The solution to this problem says we cannot just have another stack for max values because of duplicates. But in my code I did use the stack of max values, and it just has duplicates (I push into it if item being pushed to the owner stack is >= the top element in my stack of max values. If I pop and the value is equal to top of max, I pop it from both stacks). Is there a bug somewhere? I tested with {1, 2, 2, 1, 3, 4, 5, 5, 1, 2, 3} by popping and checking and the test passed… But I don’t know if I missed something. My solution seem to me more clean than storing pairs. Also a stack of pairs essentially seems to store the same information as the stack of duplicates. The only case where it is better is when there are a lot of duplicates (which is often the case) and a stack of pairs saves space.
9.1. Stack with max
Hey Mariia,
I just checked our book but don’t see the statement about we cannot have another stack for max values because of duplicates. Basically I think your algorithm is identical to what we had, and I agree with that using a pair is similar to having another stack storing the max values. Please let me know if you have any other question.

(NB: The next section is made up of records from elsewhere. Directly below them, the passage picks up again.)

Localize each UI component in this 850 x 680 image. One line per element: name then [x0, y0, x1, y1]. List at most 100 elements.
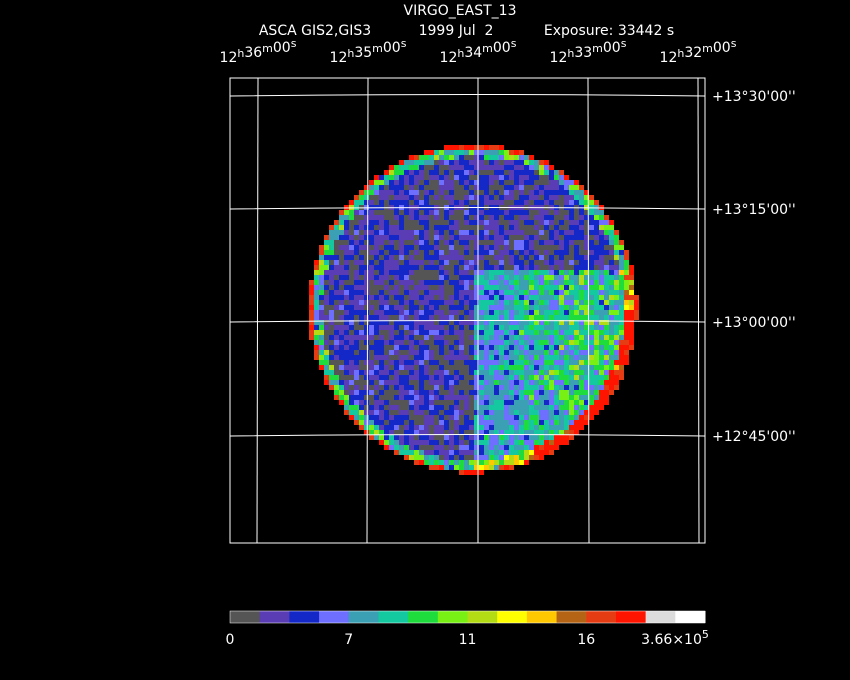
pixel — [474, 405, 479, 410]
pixel — [424, 180, 429, 185]
pixel — [414, 415, 419, 420]
pixel — [459, 200, 464, 205]
pixel — [584, 335, 589, 340]
pixel — [479, 415, 484, 420]
pixel — [409, 435, 414, 440]
pixel — [459, 440, 464, 445]
pixel — [574, 390, 579, 395]
ra-minutes: 32 — [684, 45, 702, 61]
pixel — [514, 200, 519, 205]
pixel — [619, 280, 624, 285]
pixel — [474, 220, 479, 225]
pixel — [369, 230, 374, 235]
pixel — [529, 400, 534, 405]
pixel — [454, 315, 459, 320]
pixel — [379, 340, 384, 345]
pixel — [569, 365, 574, 370]
pixel — [479, 155, 484, 160]
pixel — [509, 445, 514, 450]
pixel — [559, 175, 564, 180]
pixel — [419, 275, 424, 280]
pixel — [419, 170, 424, 175]
pixel — [609, 230, 614, 235]
pixel — [384, 185, 389, 190]
pixel — [589, 365, 594, 370]
pixel — [379, 255, 384, 260]
pixel — [614, 235, 619, 240]
pixel — [364, 395, 369, 400]
pixel — [309, 300, 314, 305]
pixel — [329, 255, 334, 260]
pixel — [624, 285, 629, 290]
pixel — [459, 410, 464, 415]
pixel — [504, 395, 509, 400]
pixel — [474, 330, 479, 335]
pixel — [479, 300, 484, 305]
pixel — [489, 150, 494, 155]
pixel — [334, 375, 339, 380]
pixel — [374, 345, 379, 350]
pixel — [619, 250, 624, 255]
pixel — [374, 305, 379, 310]
pixel — [599, 245, 604, 250]
pixel — [504, 345, 509, 350]
pixel — [594, 355, 599, 360]
pixel — [399, 270, 404, 275]
pixel — [584, 230, 589, 235]
pixel — [494, 360, 499, 365]
pixel — [334, 255, 339, 260]
pixel — [549, 350, 554, 355]
pixel — [319, 285, 324, 290]
pixel — [609, 320, 614, 325]
pixel — [394, 315, 399, 320]
pixel — [434, 340, 439, 345]
pixel — [459, 300, 464, 305]
pixel — [409, 255, 414, 260]
pixel — [629, 270, 634, 275]
pixel — [369, 430, 374, 435]
pixel — [539, 400, 544, 405]
pixel — [339, 355, 344, 360]
pixel — [519, 170, 524, 175]
pixel — [449, 440, 454, 445]
pixel — [354, 380, 359, 385]
pixel — [384, 340, 389, 345]
pixel — [574, 310, 579, 315]
pixel — [559, 275, 564, 280]
pixel — [549, 260, 554, 265]
pixel — [439, 395, 444, 400]
pixel — [429, 410, 434, 415]
pixel — [319, 300, 324, 305]
pixel — [314, 290, 319, 295]
pixel — [374, 435, 379, 440]
pixel — [574, 270, 579, 275]
pixel — [504, 175, 509, 180]
pixel — [394, 445, 399, 450]
pixel — [449, 460, 454, 465]
pixel — [594, 220, 599, 225]
pixel — [469, 440, 474, 445]
pixel — [564, 230, 569, 235]
pixel — [444, 385, 449, 390]
pixel — [479, 440, 484, 445]
pixel — [444, 235, 449, 240]
pixel — [439, 440, 444, 445]
pixel — [569, 430, 574, 435]
pixel — [389, 325, 394, 330]
pixel — [599, 295, 604, 300]
pixel — [569, 420, 574, 425]
pixel — [319, 330, 324, 335]
pixel — [319, 310, 324, 315]
pixel — [404, 395, 409, 400]
pixel — [464, 195, 469, 200]
pixel — [339, 340, 344, 345]
pixel — [339, 275, 344, 280]
pixel — [414, 385, 419, 390]
pixel — [339, 240, 344, 245]
ra-unit: h — [457, 47, 464, 60]
pixel — [534, 270, 539, 275]
pixel — [384, 190, 389, 195]
pixel — [504, 365, 509, 370]
pixel — [439, 315, 444, 320]
pixel — [574, 330, 579, 335]
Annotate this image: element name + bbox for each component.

I just had the exact same question.
In the Java version of the book, this is problem 8.1.
The solution says (page 109): “We cannot store the sequence of maximum values in a separate stack because of the possibility of duplicates”.
Is it a bug in the book?
Hi @rem,
This is not a bug since if you store a sequence of that, it makes no difference with the previous algorithm while we are aiming to improve space complexity here.